Leaving a Different Kind of Family


This one is going to be hard to write. I am still bitter and hurt about what happened this past February. I left my job in February. This job was quite literally my entire life for 7 and a half years. It identified who I was. My new coworker and I had a discussion about this and she shared some advice that she had gotten recently, "don't let one place define your identity." I can see this now, when your community knows you as "that place" people experience a shock to their system when they talk to you and you are no longer associated with "that place." Well then, who are you?

I am free now to be the things I value. Not to say I didn't value the work I did. I very much do and that will stay with me for all of my life. But now, I can be a real person, with opinions and interests, outside of "that place." I am more than just one thing, I am made up of different people, different interests, passions, and perspectives. I am an artist, a writer, a baker, a curator, a community member, a jewelry maker, a photographer, and a family member - a daughter, a sister, a friend.

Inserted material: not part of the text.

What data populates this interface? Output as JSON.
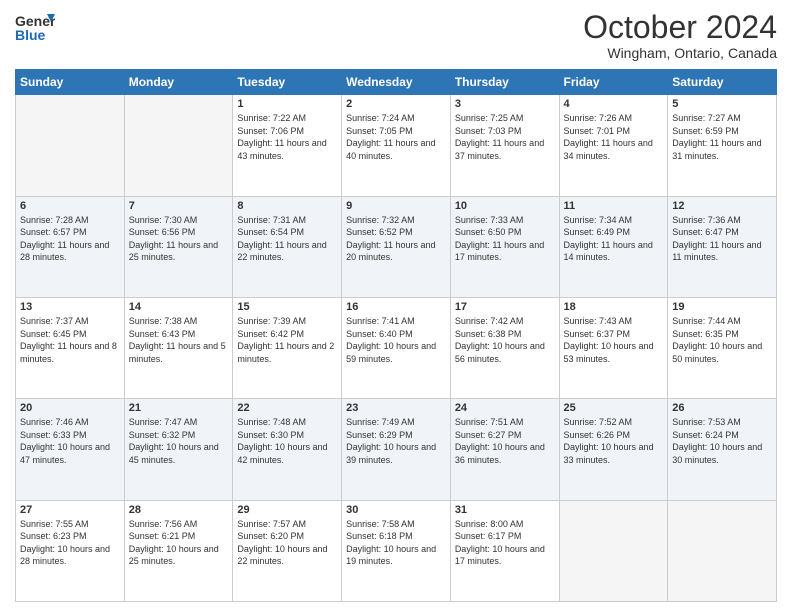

The hardest part about leaving "that place," was leaving my family of friends. They are not gone forever, but there is a huge shift from seeing people 5-7 days a week for 7 years, to one or two times a month. We talk often of course, but they made the work I did worthwhile. They are the people that changed me, made me better, and cared for me through the tough times. We will always have our bond and though I am free now, I am not free from them, nor will I ever be.